Four months after J.C. Penney (OTC:JCPN.Q) lost its CEO to Lowe's when Marvin Ellison jumped ship, the troubled department store chain found a replacement. Taking over the helm is Jill Soltau, the former president and CEO of craft-store chain JoAnn Fabrics, who has several decades of experience in the retail industry, including stints at Sears and Kohl's (NYSE: KSS).
Still, becoming the captain of a vessel that looks poised to go under is not an enviable position, and J.C. Penney threw a lot of cash at her to lure her in. Soltau is getting a $6 million signing bonus, a $1.4 million base salary, and the chance to earn a bonus of as much as 300% of her base salary, or some $4.2 million, with $1.575 million of it guaranteed for the retailer's 2019 fiscal year.
Dealt a weak hand
Soltau doesn't have an easy job in front of her, not least because other executives are starting to bail as well. Ellison took J.C. Penney's chief customer officer with him to Lowe's, and the CFO just left to take the same position at Qurate Retail Group, which owns HSN, QVC, and zulily.

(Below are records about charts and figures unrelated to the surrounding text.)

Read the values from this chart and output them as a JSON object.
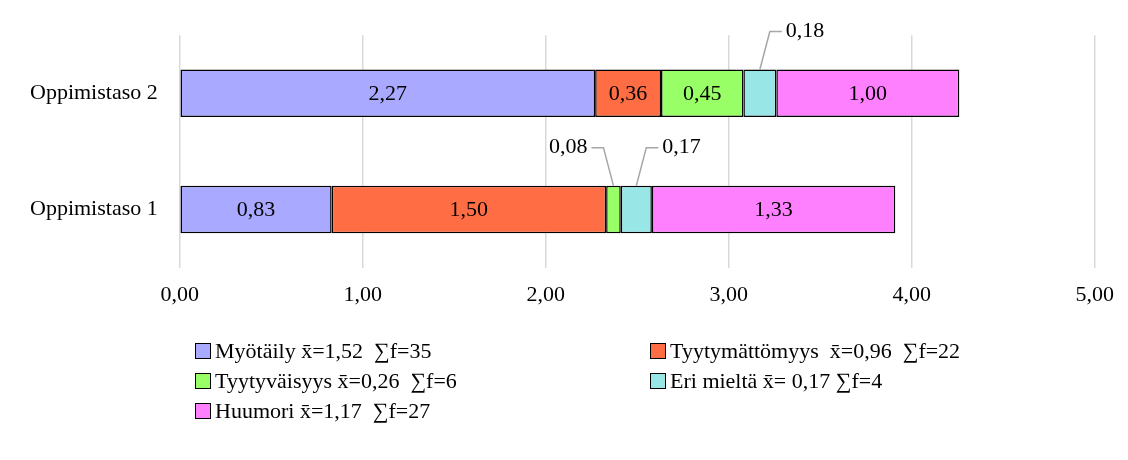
{
  "chart_data": {
    "type": "bar",
    "orientation": "horizontal",
    "stacked": true,
    "categories": [
      "Oppimistaso 2",
      "Oppimistaso 1"
    ],
    "series": [
      {
        "name": "Myötäily x̄=1,52  ∑f=35",
        "color": "#a9a9ff",
        "values": [
          2.27,
          0.83
        ],
        "value_labels": [
          "2,27",
          "0,83"
        ]
      },
      {
        "name": "Tyytymättömyys  x̄=0,96  ∑f=22",
        "color": "#ff6d45",
        "values": [
          0.36,
          1.5
        ],
        "value_labels": [
          "0,36",
          "1,50"
        ]
      },
      {
        "name": "Tyytyväisyys x̄=0,26  ∑f=6",
        "color": "#99ff66",
        "values": [
          0.45,
          0.08
        ],
        "value_labels": [
          "0,45",
          "0,08"
        ]
      },
      {
        "name": "Eri mieltä x̄= 0,17 ∑f=4",
        "color": "#99e6e6",
        "values": [
          0.18,
          0.17
        ],
        "value_labels": [
          "0,18",
          "0,17"
        ]
      },
      {
        "name": "Huumori x̄=1,17  ∑f=27",
        "color": "#ff80ff",
        "values": [
          1.0,
          1.33
        ],
        "value_labels": [
          "1,00",
          "1,33"
        ]
      }
    ],
    "xlim": [
      0,
      5
    ],
    "xticks": [
      {
        "value": 0,
        "label": "0,00"
      },
      {
        "value": 1,
        "label": "1,00"
      },
      {
        "value": 2,
        "label": "2,00"
      },
      {
        "value": 3,
        "label": "3,00"
      },
      {
        "value": 4,
        "label": "4,00"
      },
      {
        "value": 5,
        "label": "5,00"
      }
    ],
    "grid": "x",
    "legend": "bottom"
  }
}
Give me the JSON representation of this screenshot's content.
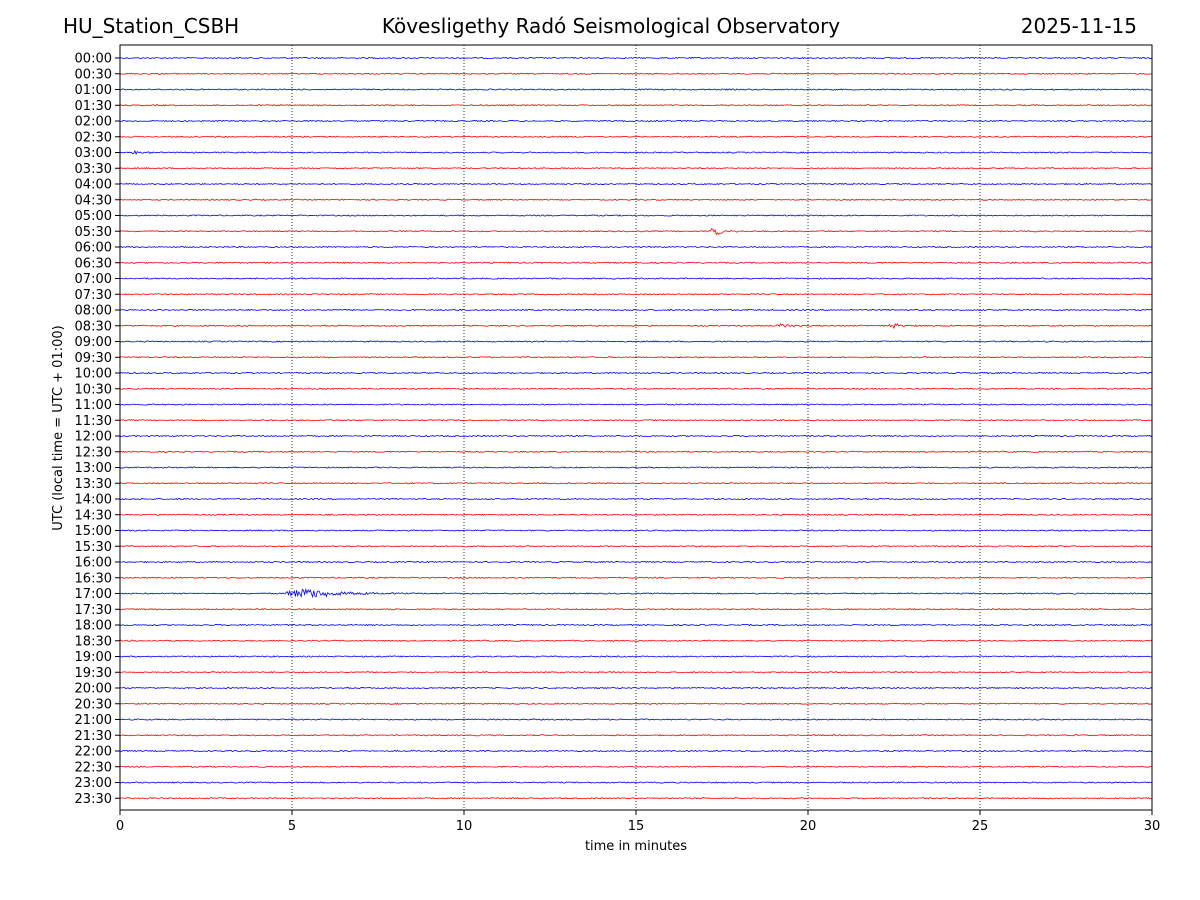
{
  "header": {
    "station": "HU_Station_CSBH",
    "title": "Kövesligethy Radó Seismological Observatory",
    "date": "2025-11-15"
  },
  "chart_data": {
    "type": "line",
    "xlabel": "time in minutes",
    "ylabel": "UTC (local time = UTC + 01:00)",
    "xlim": [
      0,
      30
    ],
    "xticks": [
      "0",
      "5",
      "10",
      "15",
      "20",
      "25",
      "30"
    ],
    "grid": "vertical dotted lines at x ticks",
    "trace_colors": [
      "#0000ff",
      "#ff0000"
    ],
    "rows": [
      "00:00",
      "00:30",
      "01:00",
      "01:30",
      "02:00",
      "02:30",
      "03:00",
      "03:30",
      "04:00",
      "04:30",
      "05:00",
      "05:30",
      "06:00",
      "06:30",
      "07:00",
      "07:30",
      "08:00",
      "08:30",
      "09:00",
      "09:30",
      "10:00",
      "10:30",
      "11:00",
      "11:30",
      "12:00",
      "12:30",
      "13:00",
      "13:30",
      "14:00",
      "14:30",
      "15:00",
      "15:30",
      "16:00",
      "16:30",
      "17:00",
      "17:30",
      "18:00",
      "18:30",
      "19:00",
      "19:30",
      "20:00",
      "20:30",
      "21:00",
      "21:30",
      "22:00",
      "22:30",
      "23:00",
      "23:30"
    ],
    "events": [
      {
        "row": "03:00",
        "start": 0.3,
        "duration": 0.8,
        "amplitude": 2.2
      },
      {
        "row": "05:30",
        "start": 17.1,
        "duration": 0.9,
        "amplitude": 6
      },
      {
        "row": "08:30",
        "start": 19.0,
        "duration": 1.5,
        "amplitude": 2.2
      },
      {
        "row": "08:30",
        "start": 22.3,
        "duration": 1.2,
        "amplitude": 2.6
      },
      {
        "row": "17:00",
        "start": 4.7,
        "duration": 3.5,
        "amplitude": 6
      }
    ]
  }
}
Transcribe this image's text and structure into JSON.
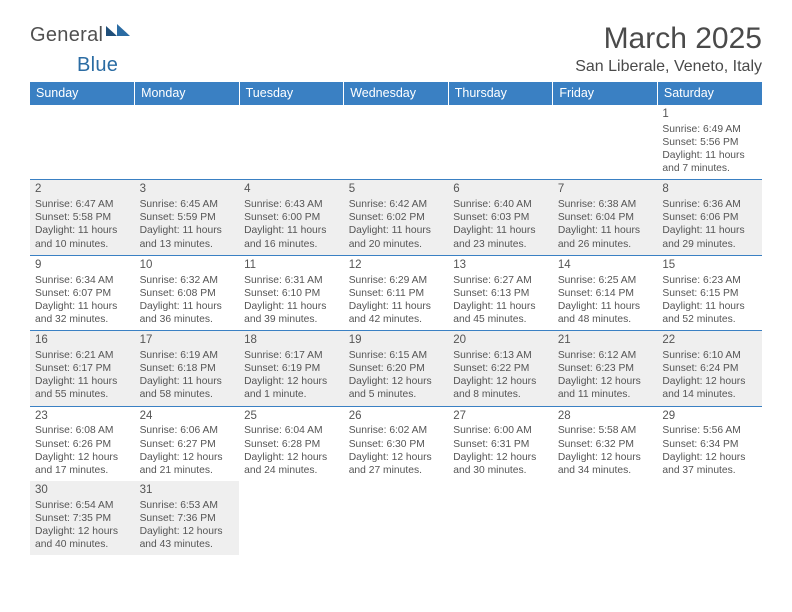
{
  "brand": {
    "general": "General",
    "blue": "Blue"
  },
  "title": "March 2025",
  "location": "San Liberale, Veneto, Italy",
  "colors": {
    "header_bg": "#3a80c3",
    "header_fg": "#ffffff",
    "rule": "#3a80c3",
    "shade": "#efefef",
    "text": "#555555",
    "page_bg": "#ffffff",
    "logo_blue": "#2b6ca3"
  },
  "typography": {
    "month_title_size": 30,
    "location_size": 16,
    "weekday_size": 12.5,
    "cell_size": 10.3,
    "daynum_size": 11.5
  },
  "weekdays": [
    "Sunday",
    "Monday",
    "Tuesday",
    "Wednesday",
    "Thursday",
    "Friday",
    "Saturday"
  ],
  "grid": [
    [
      {
        "empty": true
      },
      {
        "empty": true
      },
      {
        "empty": true
      },
      {
        "empty": true
      },
      {
        "empty": true
      },
      {
        "empty": true
      },
      {
        "day": "1",
        "sunrise": "Sunrise: 6:49 AM",
        "sunset": "Sunset: 5:56 PM",
        "daylight": "Daylight: 11 hours and 7 minutes.",
        "shade": false
      }
    ],
    [
      {
        "day": "2",
        "sunrise": "Sunrise: 6:47 AM",
        "sunset": "Sunset: 5:58 PM",
        "daylight": "Daylight: 11 hours and 10 minutes.",
        "shade": true
      },
      {
        "day": "3",
        "sunrise": "Sunrise: 6:45 AM",
        "sunset": "Sunset: 5:59 PM",
        "daylight": "Daylight: 11 hours and 13 minutes.",
        "shade": true
      },
      {
        "day": "4",
        "sunrise": "Sunrise: 6:43 AM",
        "sunset": "Sunset: 6:00 PM",
        "daylight": "Daylight: 11 hours and 16 minutes.",
        "shade": true
      },
      {
        "day": "5",
        "sunrise": "Sunrise: 6:42 AM",
        "sunset": "Sunset: 6:02 PM",
        "daylight": "Daylight: 11 hours and 20 minutes.",
        "shade": true
      },
      {
        "day": "6",
        "sunrise": "Sunrise: 6:40 AM",
        "sunset": "Sunset: 6:03 PM",
        "daylight": "Daylight: 11 hours and 23 minutes.",
        "shade": true
      },
      {
        "day": "7",
        "sunrise": "Sunrise: 6:38 AM",
        "sunset": "Sunset: 6:04 PM",
        "daylight": "Daylight: 11 hours and 26 minutes.",
        "shade": true
      },
      {
        "day": "8",
        "sunrise": "Sunrise: 6:36 AM",
        "sunset": "Sunset: 6:06 PM",
        "daylight": "Daylight: 11 hours and 29 minutes.",
        "shade": true
      }
    ],
    [
      {
        "day": "9",
        "sunrise": "Sunrise: 6:34 AM",
        "sunset": "Sunset: 6:07 PM",
        "daylight": "Daylight: 11 hours and 32 minutes.",
        "shade": false
      },
      {
        "day": "10",
        "sunrise": "Sunrise: 6:32 AM",
        "sunset": "Sunset: 6:08 PM",
        "daylight": "Daylight: 11 hours and 36 minutes.",
        "shade": false
      },
      {
        "day": "11",
        "sunrise": "Sunrise: 6:31 AM",
        "sunset": "Sunset: 6:10 PM",
        "daylight": "Daylight: 11 hours and 39 minutes.",
        "shade": false
      },
      {
        "day": "12",
        "sunrise": "Sunrise: 6:29 AM",
        "sunset": "Sunset: 6:11 PM",
        "daylight": "Daylight: 11 hours and 42 minutes.",
        "shade": false
      },
      {
        "day": "13",
        "sunrise": "Sunrise: 6:27 AM",
        "sunset": "Sunset: 6:13 PM",
        "daylight": "Daylight: 11 hours and 45 minutes.",
        "shade": false
      },
      {
        "day": "14",
        "sunrise": "Sunrise: 6:25 AM",
        "sunset": "Sunset: 6:14 PM",
        "daylight": "Daylight: 11 hours and 48 minutes.",
        "shade": false
      },
      {
        "day": "15",
        "sunrise": "Sunrise: 6:23 AM",
        "sunset": "Sunset: 6:15 PM",
        "daylight": "Daylight: 11 hours and 52 minutes.",
        "shade": false
      }
    ],
    [
      {
        "day": "16",
        "sunrise": "Sunrise: 6:21 AM",
        "sunset": "Sunset: 6:17 PM",
        "daylight": "Daylight: 11 hours and 55 minutes.",
        "shade": true
      },
      {
        "day": "17",
        "sunrise": "Sunrise: 6:19 AM",
        "sunset": "Sunset: 6:18 PM",
        "daylight": "Daylight: 11 hours and 58 minutes.",
        "shade": true
      },
      {
        "day": "18",
        "sunrise": "Sunrise: 6:17 AM",
        "sunset": "Sunset: 6:19 PM",
        "daylight": "Daylight: 12 hours and 1 minute.",
        "shade": true
      },
      {
        "day": "19",
        "sunrise": "Sunrise: 6:15 AM",
        "sunset": "Sunset: 6:20 PM",
        "daylight": "Daylight: 12 hours and 5 minutes.",
        "shade": true
      },
      {
        "day": "20",
        "sunrise": "Sunrise: 6:13 AM",
        "sunset": "Sunset: 6:22 PM",
        "daylight": "Daylight: 12 hours and 8 minutes.",
        "shade": true
      },
      {
        "day": "21",
        "sunrise": "Sunrise: 6:12 AM",
        "sunset": "Sunset: 6:23 PM",
        "daylight": "Daylight: 12 hours and 11 minutes.",
        "shade": true
      },
      {
        "day": "22",
        "sunrise": "Sunrise: 6:10 AM",
        "sunset": "Sunset: 6:24 PM",
        "daylight": "Daylight: 12 hours and 14 minutes.",
        "shade": true
      }
    ],
    [
      {
        "day": "23",
        "sunrise": "Sunrise: 6:08 AM",
        "sunset": "Sunset: 6:26 PM",
        "daylight": "Daylight: 12 hours and 17 minutes.",
        "shade": false
      },
      {
        "day": "24",
        "sunrise": "Sunrise: 6:06 AM",
        "sunset": "Sunset: 6:27 PM",
        "daylight": "Daylight: 12 hours and 21 minutes.",
        "shade": false
      },
      {
        "day": "25",
        "sunrise": "Sunrise: 6:04 AM",
        "sunset": "Sunset: 6:28 PM",
        "daylight": "Daylight: 12 hours and 24 minutes.",
        "shade": false
      },
      {
        "day": "26",
        "sunrise": "Sunrise: 6:02 AM",
        "sunset": "Sunset: 6:30 PM",
        "daylight": "Daylight: 12 hours and 27 minutes.",
        "shade": false
      },
      {
        "day": "27",
        "sunrise": "Sunrise: 6:00 AM",
        "sunset": "Sunset: 6:31 PM",
        "daylight": "Daylight: 12 hours and 30 minutes.",
        "shade": false
      },
      {
        "day": "28",
        "sunrise": "Sunrise: 5:58 AM",
        "sunset": "Sunset: 6:32 PM",
        "daylight": "Daylight: 12 hours and 34 minutes.",
        "shade": false
      },
      {
        "day": "29",
        "sunrise": "Sunrise: 5:56 AM",
        "sunset": "Sunset: 6:34 PM",
        "daylight": "Daylight: 12 hours and 37 minutes.",
        "shade": false
      }
    ],
    [
      {
        "day": "30",
        "sunrise": "Sunrise: 6:54 AM",
        "sunset": "Sunset: 7:35 PM",
        "daylight": "Daylight: 12 hours and 40 minutes.",
        "shade": true
      },
      {
        "day": "31",
        "sunrise": "Sunrise: 6:53 AM",
        "sunset": "Sunset: 7:36 PM",
        "daylight": "Daylight: 12 hours and 43 minutes.",
        "shade": true
      },
      {
        "empty": true
      },
      {
        "empty": true
      },
      {
        "empty": true
      },
      {
        "empty": true
      },
      {
        "empty": true
      }
    ]
  ]
}
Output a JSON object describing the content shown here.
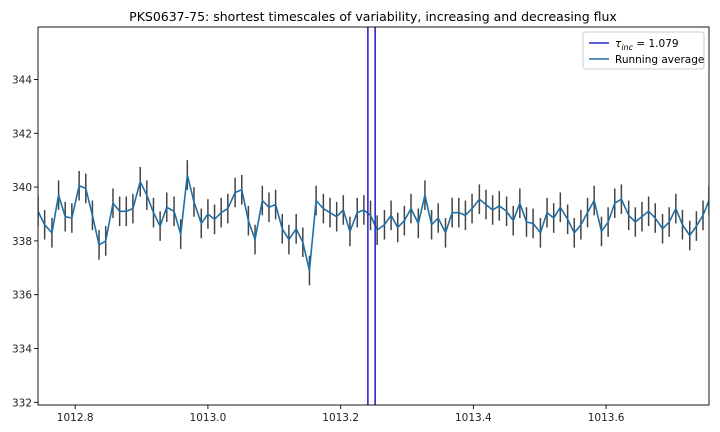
{
  "chart_data": {
    "type": "line",
    "title": "PKS0637-75: shortest timescales of variability, increasing and decreasing flux",
    "xlabel": "",
    "ylabel": "",
    "xlim": [
      1012.744,
      1013.755
    ],
    "ylim": [
      331.9,
      345.95
    ],
    "xticks": [
      1012.8,
      1013.0,
      1013.2,
      1013.4,
      1013.6
    ],
    "xtick_labels": [
      "1012.8",
      "1013.0",
      "1013.2",
      "1013.4",
      "1013.6"
    ],
    "yticks": [
      332,
      334,
      336,
      338,
      340,
      342,
      344
    ],
    "ytick_labels": [
      "332",
      "334",
      "336",
      "338",
      "340",
      "342",
      "344"
    ],
    "grid": false,
    "legend_position": "top-right",
    "vlines": {
      "color": "#2b2bd0",
      "label": "τ_inc = 1.079",
      "legend_main": "τ",
      "legend_sub": "inc",
      "legend_rest": " = 1.079",
      "x": [
        1013.241,
        1013.252
      ]
    },
    "running_average": {
      "name": "Running average",
      "color": "#1f6fa8",
      "errorbar_color": "#444444",
      "x": [
        1012.744,
        1012.754,
        1012.765,
        1012.775,
        1012.785,
        1012.795,
        1012.806,
        1012.816,
        1012.826,
        1012.836,
        1012.846,
        1012.857,
        1012.867,
        1012.877,
        1012.887,
        1012.898,
        1012.908,
        1012.918,
        1012.928,
        1012.938,
        1012.949,
        1012.959,
        1012.969,
        1012.979,
        1012.99,
        1013.0,
        1013.01,
        1013.02,
        1013.03,
        1013.041,
        1013.051,
        1013.061,
        1013.071,
        1013.082,
        1013.092,
        1013.102,
        1013.112,
        1013.122,
        1013.133,
        1013.143,
        1013.153,
        1013.163,
        1013.174,
        1013.184,
        1013.194,
        1013.204,
        1013.214,
        1013.225,
        1013.235,
        1013.245,
        1013.255,
        1013.266,
        1013.276,
        1013.286,
        1013.296,
        1013.306,
        1013.317,
        1013.327,
        1013.337,
        1013.347,
        1013.358,
        1013.368,
        1013.378,
        1013.388,
        1013.398,
        1013.409,
        1013.419,
        1013.429,
        1013.439,
        1013.45,
        1013.46,
        1013.47,
        1013.48,
        1013.49,
        1013.501,
        1013.511,
        1013.521,
        1013.531,
        1013.542,
        1013.552,
        1013.562,
        1013.572,
        1013.582,
        1013.593,
        1013.603,
        1013.613,
        1013.623,
        1013.634,
        1013.644,
        1013.654,
        1013.664,
        1013.674,
        1013.685,
        1013.695,
        1013.705,
        1013.715,
        1013.726,
        1013.736,
        1013.746,
        1013.755
      ],
      "y": [
        339.1,
        338.6,
        338.3,
        339.7,
        338.9,
        338.85,
        340.05,
        339.95,
        338.95,
        337.85,
        338.0,
        339.4,
        339.1,
        339.1,
        339.2,
        340.2,
        339.7,
        339.05,
        338.55,
        339.25,
        339.1,
        338.25,
        340.45,
        339.45,
        338.65,
        339.0,
        338.8,
        339.05,
        339.2,
        339.8,
        339.9,
        338.75,
        338.05,
        339.5,
        339.25,
        339.35,
        338.45,
        338.05,
        338.45,
        337.95,
        336.9,
        339.5,
        339.2,
        339.05,
        338.9,
        339.15,
        338.35,
        339.05,
        339.15,
        338.95,
        338.4,
        338.6,
        338.95,
        338.5,
        338.75,
        339.2,
        338.65,
        339.7,
        338.6,
        338.85,
        338.3,
        339.05,
        339.05,
        338.95,
        339.2,
        339.55,
        339.35,
        339.15,
        339.3,
        339.1,
        338.75,
        339.4,
        338.7,
        338.65,
        338.3,
        339.05,
        338.85,
        339.25,
        338.8,
        338.3,
        338.6,
        339.05,
        339.5,
        338.35,
        338.7,
        339.4,
        339.55,
        338.95,
        338.7,
        338.9,
        339.1,
        338.85,
        338.45,
        338.7,
        339.2,
        338.6,
        338.2,
        338.55,
        338.95,
        339.5
      ],
      "yerr": 0.55
    }
  }
}
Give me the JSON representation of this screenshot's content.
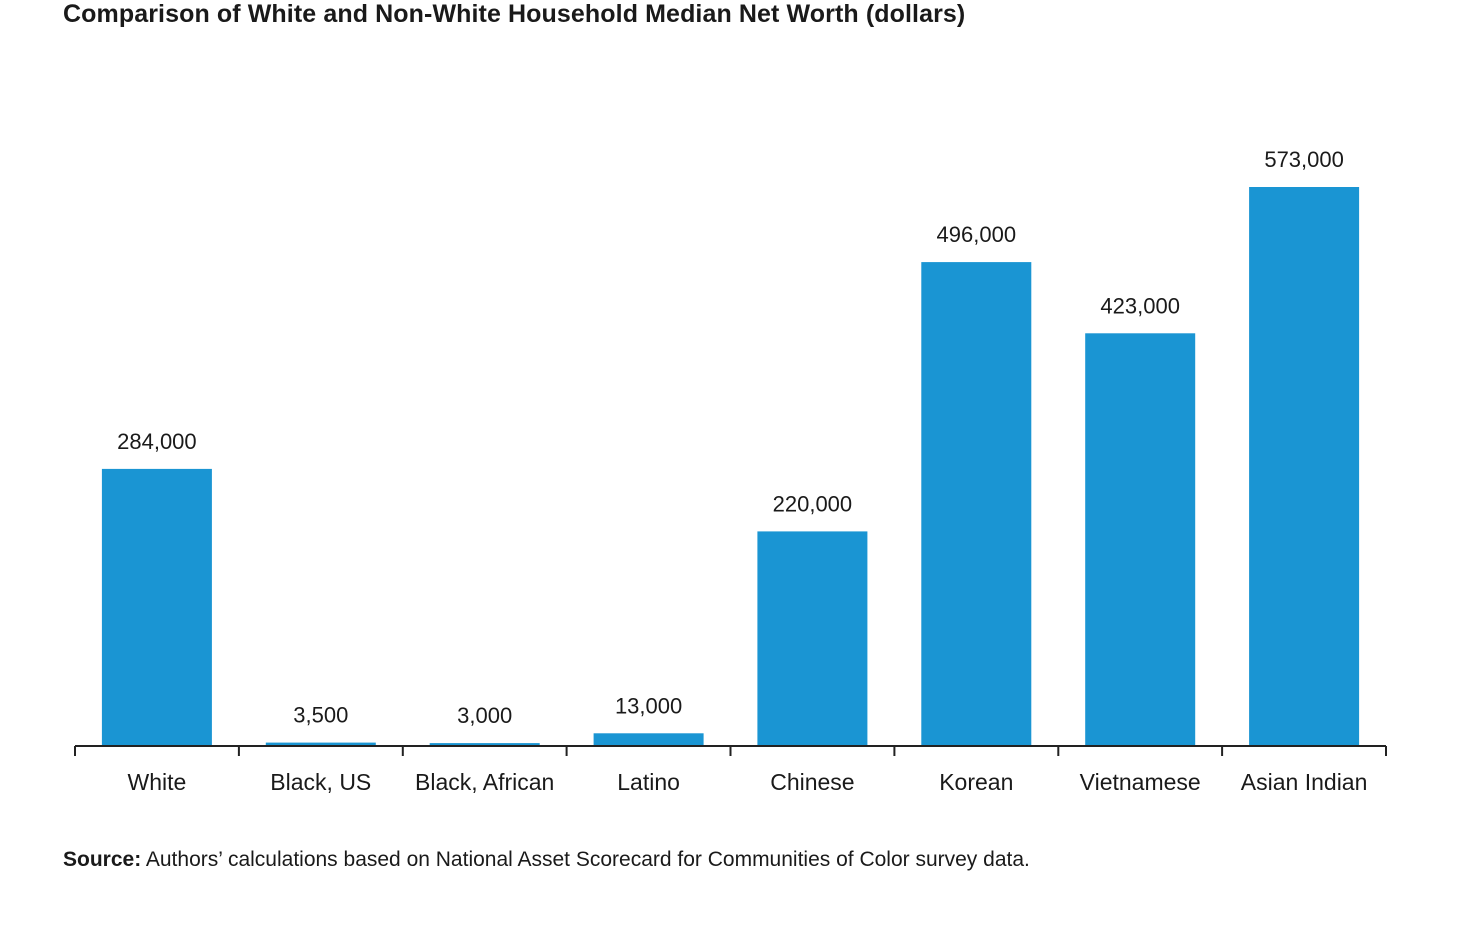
{
  "title": "Comparison of White and Non-White Household Median Net Worth (dollars)",
  "source": {
    "label": "Source:",
    "text": " Authors’ calculations based on National Asset Scorecard for Communities of Color survey data."
  },
  "colors": {
    "bar": "#1a95d3",
    "axis": "#222222",
    "text": "#1a1a1a"
  },
  "chart_data": {
    "type": "bar",
    "title": "Comparison of White and Non-White Household Median Net Worth (dollars)",
    "xlabel": "",
    "ylabel": "",
    "categories": [
      "White",
      "Black, US",
      "Black, African",
      "Latino",
      "Chinese",
      "Korean",
      "Vietnamese",
      "Asian Indian"
    ],
    "values": [
      284000,
      3500,
      3000,
      13000,
      220000,
      496000,
      423000,
      573000
    ],
    "data_labels": [
      "284,000",
      "3,500",
      "3,000",
      "13,000",
      "220,000",
      "496,000",
      "423,000",
      "573,000"
    ],
    "ylim": [
      0,
      573000
    ],
    "grid": false,
    "legend": "none"
  }
}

Revenues at J.C. Penney tumbled 7.5% in the second quarter to $2.67 billion, leading to a net loss of $101 million. The retailer's stock has plunged as its troubles mounted, with shares down 53% over the past year and having lost more than 80% of their value since early 2016. The stock currently trades at just over $1.60 per share.
Much of the blame for J.C. Penney's predicament has been placed on former CEO Ron Johnson, who tried to drag the old-line retailer into the 21st century by modernizing its operations and updating its look. But the declining sales only accelerated after his policies were implemented, and the hemorrhaging didn't stop until Johnson was ousted and most of his ideas were reversed.
Ellison was brought in to be a steady hand on the tiller, and he brought back appliances after a 30-year absence, bolstered the home department, focused more on beauty, and worked to fix the women's fashion business. It hasn't been enough, however, and Soltau now has the difficult task of working from a weakened financial position.
J.C. Penney has nearly $4 billion in long-term debt but just $182 million in cash and equivalents. In contrast, while Kohl's has $2.2 billion in long-term debt, it also has $1 billion in cash and equivalents. At $5.5 billion, Macy's has more debt than either, but it has more than $1 billion in readily available cash.
New blood, new ideas
It's not completely J.C. Penney's fault, as retailers are still adjusting to the impact Amazon.com and e-commerce have had on the landscape, but Kohl's and Macy's seem to have adapted better to the new environment. Kohl's has partnered with Amazon to feature its products in its stores while also serving as a returns drop-off point for purchases made online. Macy's has opened a chain of discount stores as it tries to harness the power of a popular trend in retailing.
Although it is important that J.C. Penney got someone into the CEO position in time for the Christmas shopping season, Soltau's influence over the retailer's performance for the period is likely going to be little at this late stage. There might be nothing anyone could do to change the department store chain's course.